Dáil Éireann - Volume 521 - 15 June, 2000

Adjournment Debate. - School Staffing.

Mr. Gormley: It seems extraordinary that on the day an international survey reported that 25% of adults are functionally illiterate and another 20% can perform only simple reading and writing tasks I have to address the House on the issue of teacher cut backs in St. Brigid's Primary School, Haddington Road, Dublin 4. Is the Minister for Education and Science blind? Does he not see the very clear link between teacher cut backs and adult literacy problems? Does he understand that improved teacher pupil ratios are fundamental to improving the quality of education? Can he sympathise in any way with the parents who have discovered that Mrs. Carmel Hughes, a teacher who is about to retire, will not be replaced? Her teaching post will be lost from 31 August because the numbers on the school roll were 237 on 30 September 1999, three short of the number necessary for the retention of a ninth assistant.

It is not an exaggeration to say that the loss of one teacher will cause havoc in the school which is in a disadvantaged area. One should not be fooled by the Dublin 4 address – I have always said there is Dublin 4 and Dublin 4B, and many of these children are drawn not from Dublin 4 but from the inner city and Dublin 2. Many are from Ringsend where I live. I know the school and the adjacent school, St. Mary's, very well. The loss of one teacher will continue the cycle of disadvantage. Classes will have to double up and some will even breach the maximum figure of 29 set down for disadvantaged schools.

Parents and staff are very upset and cannot understand the petty bureaucracy which allows such a situation. The Government boasts of economic growth and prosperity, of huge trade surpluses and tax revenues, and yet ignores the most fundamental needs in society, namely, housing, health and education. The Government has not really grasped the fact that it is useless having money unless it is spent wisely and benefits ordinary people and future generations. The Government does not understand that to maintain pros[683] perity and improve quality of life, investment in education is necessary.

I do not want any further excuses. If the guidelines have given rise to this situation then we must change them. I note the guidelines for Gaelscoileanna are far more liberal, and while I support the promotion of Irish I also support similar standards for children in my area, which is disadvantaged.

I appealed to the Minister on a previous occasion for a remedial teacher. The school has many disadvantages and I hope the Minister listens to me.

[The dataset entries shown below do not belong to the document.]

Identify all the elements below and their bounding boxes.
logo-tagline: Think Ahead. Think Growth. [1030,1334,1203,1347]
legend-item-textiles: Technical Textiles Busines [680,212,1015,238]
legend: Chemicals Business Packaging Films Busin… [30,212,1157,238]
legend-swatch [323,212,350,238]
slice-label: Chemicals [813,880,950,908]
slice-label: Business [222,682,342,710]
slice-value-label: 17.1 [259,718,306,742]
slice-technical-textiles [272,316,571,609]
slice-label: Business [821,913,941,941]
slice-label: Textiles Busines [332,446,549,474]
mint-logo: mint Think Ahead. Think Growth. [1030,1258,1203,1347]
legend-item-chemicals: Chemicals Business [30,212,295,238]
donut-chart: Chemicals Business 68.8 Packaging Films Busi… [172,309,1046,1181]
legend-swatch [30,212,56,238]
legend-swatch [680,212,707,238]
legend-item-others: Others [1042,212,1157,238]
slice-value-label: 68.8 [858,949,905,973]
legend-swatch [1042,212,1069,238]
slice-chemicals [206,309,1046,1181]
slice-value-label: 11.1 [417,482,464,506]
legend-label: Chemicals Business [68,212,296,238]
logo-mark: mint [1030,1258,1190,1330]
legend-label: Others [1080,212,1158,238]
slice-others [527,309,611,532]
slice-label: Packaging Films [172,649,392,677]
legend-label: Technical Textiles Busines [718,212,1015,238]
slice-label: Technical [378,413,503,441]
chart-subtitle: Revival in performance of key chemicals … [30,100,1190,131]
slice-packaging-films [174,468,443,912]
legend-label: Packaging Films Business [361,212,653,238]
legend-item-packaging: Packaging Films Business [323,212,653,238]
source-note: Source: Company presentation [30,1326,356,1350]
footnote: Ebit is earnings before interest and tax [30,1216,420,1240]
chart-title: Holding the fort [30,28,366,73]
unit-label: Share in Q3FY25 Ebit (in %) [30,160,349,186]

In the past the school has not had a resource teacher or psychological service nor a Department funded secretary or care-taker. It does not have a hall or all-purpose room. It rents the parish hall once per week when it is not being used by people from the parish. It does not have a computer room or parent meeting room. I have previously raised all these problems in the House and I will not go back over old ground. However, I ask the Minister to please listen to the pleas of the parents, staff and local representatives so we can make progress.

I remind the Minister of the survey I quoted which strongly emphasised the link between illiteracy and unemployment. The Minister can make a difference to the aspirations of the children in my area to go to third level and find good employment, aspirations we should all have, by providing a replacement for the teacher who will retire.

Minister for Education and Science (Dr. Woods): I am pleased to have the opportunity to address the Deputy on the staffing position in St. Brigid's national school, Haddington Road, Dublin 4. The staffing of a primary school for a particular year is determined by reference to the number of pupils enrolled in the school on 30 September the previous year. The actual number of mainstream posts sanctioned is determined by reference to a staffing schedule, which is determined for a particular year following discussions with the managerial authorities and the INTO.

The current staffing of St. Brigid's national school is a principal and nine mainstream teachers based on an enrolment of 241 pupils on 30 September 1998. The school also has the services of a concessionary teacher due to its disadvantaged status, a shared resource teacher and a shared home-school liaison teacher, both of whom are based in the school.

The enrolment of the school on 30 September 1999 was 237 pupils. As the figure for the retention of the ninth teacher is 240, unfortunately the school must lose a post. I understand the teacher who held this post is being retained in the school in replacement of the teacher who is retiring.

If the board of management is of the view that the enrolment of the school in September 2000 will increase substantially, it may apply for a post under the developing school criteria, which for the 2000-01 school year are outlined in circular [684] letter 11/2000, a copy of which was forwarded to the board recently. To satisfy the criteria outlined, the enrolment of the school on 30 September 2000 would have to increase by at least 25 pupils over the number enrolled on 30 September 1999. Accordingly, the school would require an enrolment of at least 262 pupils on 30 September 2000 to gain a post. If the board of management is confident that the overall enrolment of the school on 30 September will be in excess of 262 pupils, it should apply to the primary payments branch of the Department for the allocation of a teaching post under the developing school criteria.

There has been a huge increase in the number of teachers provided. The Government has to distribute the enormous extra resources provided equitably. This is done in conjunction with school managements and the INTO. They devise a formula which is applied by us. There are certain clauses such as the one mentioned of which schools can avail. Others will be introduced soon to tackle disadvantage. I regret that I cannot be of more help.

Mr. Gormley: Will the Minister meet them?